First, find the LCM of the denominators (x-2) and 3. It is 3(x-2).
Multiply both sides of the equation by the LCM to cancel out all the denominators. Then, solve for x.
[tex]\begin{gathered} \frac{x}{x-2}=\frac{2}{x-2}-\frac{2}{3} \\ \Rightarrow3(x-2)\mleft(\frac{x}{x-2}\mright)=3(x-2)\mleft(\frac{2}{x-2}-\frac{2}{3}\mright) \end{gathered}[/tex]
Expand the parenthesis on the right member of the equation:
[tex]\Rightarrow3(x-2)\mleft(\frac{x}{x-2}\mright)=3(x-2)\mleft(\frac{2}{x-2}\mright)-3(x-2)\mleft(\frac{2}{3}\mright)[/tex]
Cancel out the factors that appear on the denominator in each term:
[tex]\Rightarrow3(x)=3(2)-(x-2)(2)[/tex]
Expand the parenthesis on the right member of the equation:
[tex]\Rightarrow3(x)=3(2)-(x)(2)+(2)(2)[/tex]
Expand all the parentheses and solve for x:
[tex]\begin{gathered} \Rightarrow3x=6-2x+4 \\ \Rightarrow3x+2x=6+4 \\ \Rightarrow5x=6+4 \\ \Rightarrow5x=10 \\ \Rightarrow x=\frac{10}{5} \\ \therefore x=2 \end{gathered}[/tex]
Notice that the expression x-2 appears in the denominator.

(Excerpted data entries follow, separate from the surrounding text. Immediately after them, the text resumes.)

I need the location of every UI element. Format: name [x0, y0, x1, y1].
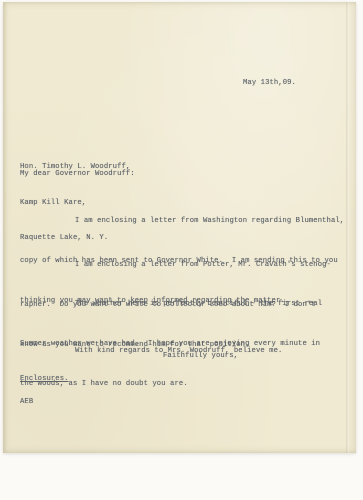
body-line: I am enclosing a letter from Washington … — [20, 215, 344, 228]
enclosures-notation: Enclosures. — [20, 373, 69, 386]
closing-line-text: With kind regards to Mrs. Woodruff, beli… — [20, 345, 282, 358]
body-line: I am enclosing a letter from Potter, Mr.… — [20, 259, 331, 272]
body-line: The weather here is perfectly beautiful … — [20, 298, 322, 311]
letter-date: May 13th,09. — [243, 77, 296, 90]
salutation: My dear Governor Woodruff: — [20, 168, 135, 181]
sign-off: Faithfully yours, — [163, 350, 238, 363]
paper-crease — [346, 2, 349, 453]
scanned-letter-page: May 13th,09. Hon. Timothy L. Woodruff, K… — [0, 0, 363, 500]
typist-initials: AEB — [20, 396, 33, 409]
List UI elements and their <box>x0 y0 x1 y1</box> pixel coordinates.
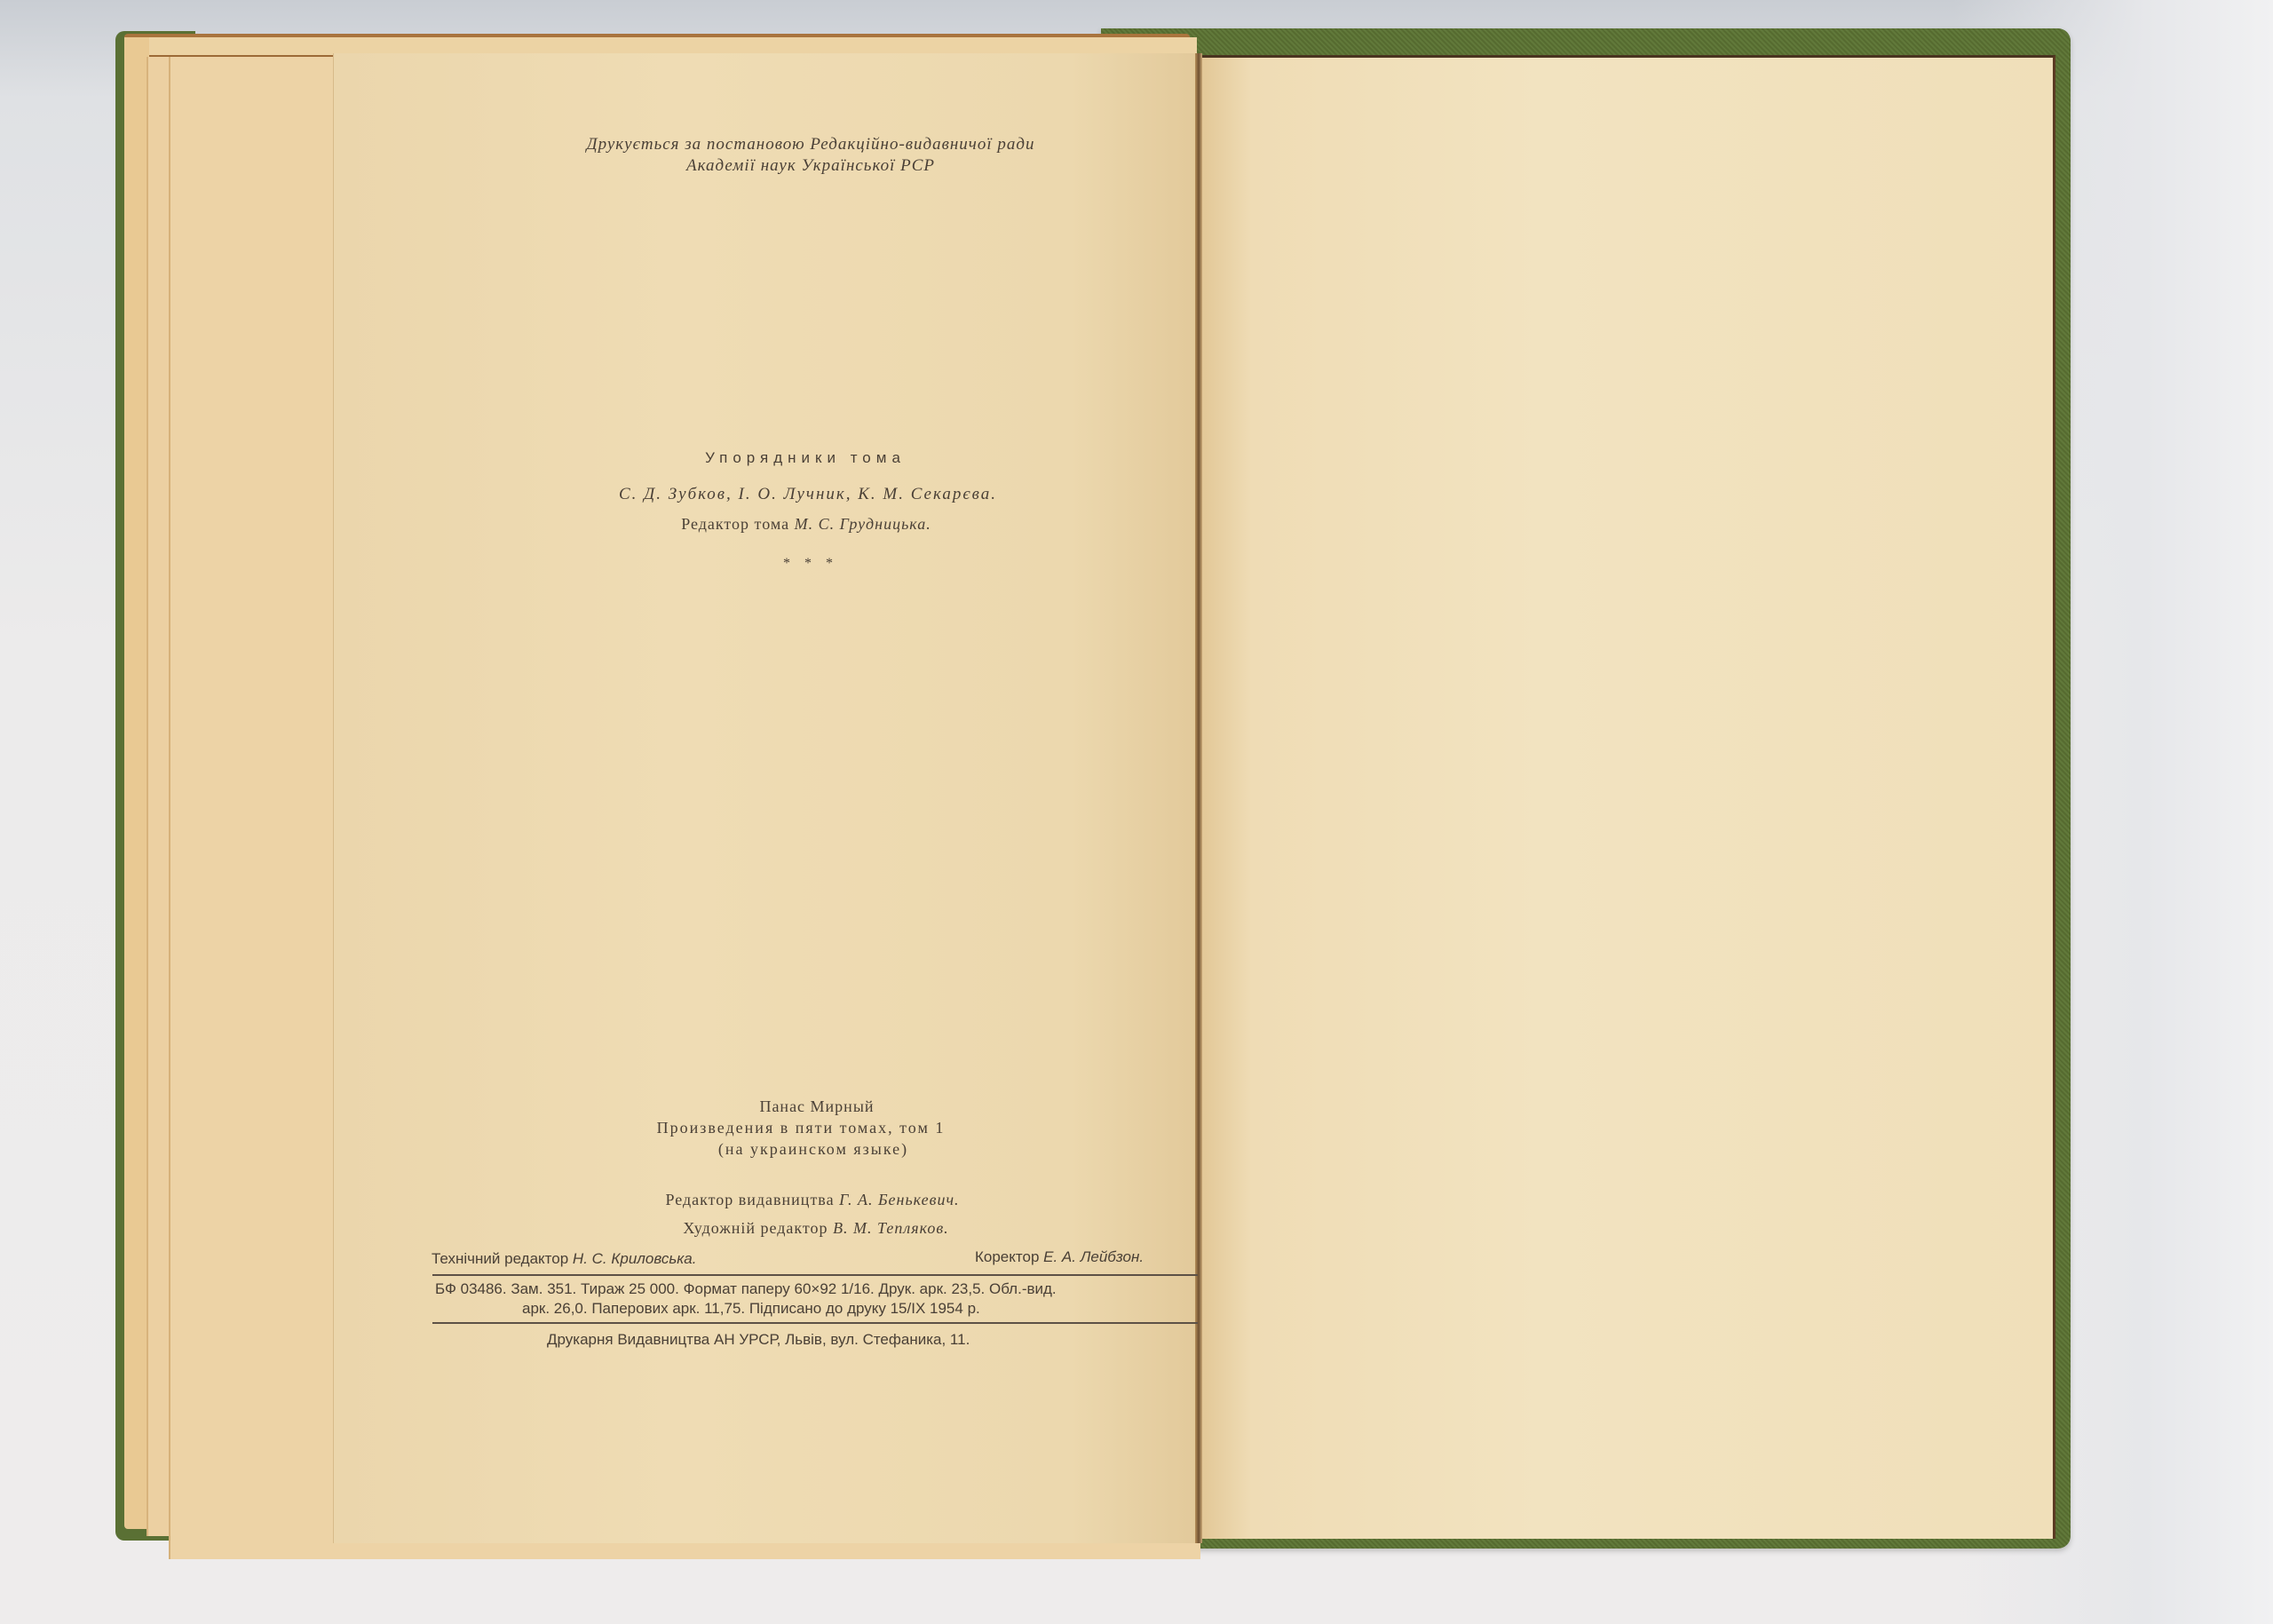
print-data-line1: БФ 03486. Зам. 351. Тираж 25 000. Формат… <box>435 1280 1057 1298</box>
book-gutter <box>1195 53 1202 1543</box>
tech-editor-label: Технічний редактор <box>432 1250 568 1267</box>
volume-editor-line: Редактор тома М. С. Грудницька. <box>681 515 931 534</box>
tech-editor-line: Технічний редактор Н. С. Криловська. <box>432 1250 696 1268</box>
print-data-line2: арк. 26,0. Паперових арк. 11,75. Підписа… <box>522 1300 980 1318</box>
printer-line: Друкарня Видавництва АН УРСР, Львів, вул… <box>547 1331 970 1349</box>
compilers-heading: Упорядники тома <box>705 449 906 467</box>
tech-editor-name: Н. С. Криловська. <box>573 1250 697 1267</box>
blank-endpaper-page <box>1200 55 2055 1539</box>
publisher-editor-line: Редактор видавництва Г. А. Бенькевич. <box>665 1191 959 1209</box>
separator-stars: * * * <box>783 556 838 572</box>
colophon-page <box>333 53 1200 1543</box>
top-notice-line1: Друкується за постановою Редакційно-вида… <box>586 135 1034 154</box>
book-title: Произведения в пяти томах, том 1 <box>657 1119 946 1137</box>
proofreader-name: Е. А. Лейбзон. <box>1043 1248 1144 1265</box>
publisher-editor-name: Г. А. Бенькевич. <box>839 1191 959 1208</box>
art-editor-name: В. М. Тепляков. <box>833 1219 949 1237</box>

Nevertheless, since the value of x that would make the equation true is 2, then the expression x-2 is equal to 0. On the other hand, the denominator cannot be equal to 0 because division over 0 is not defined.
Therefore, this equation has no solution (the solution set is the empty set).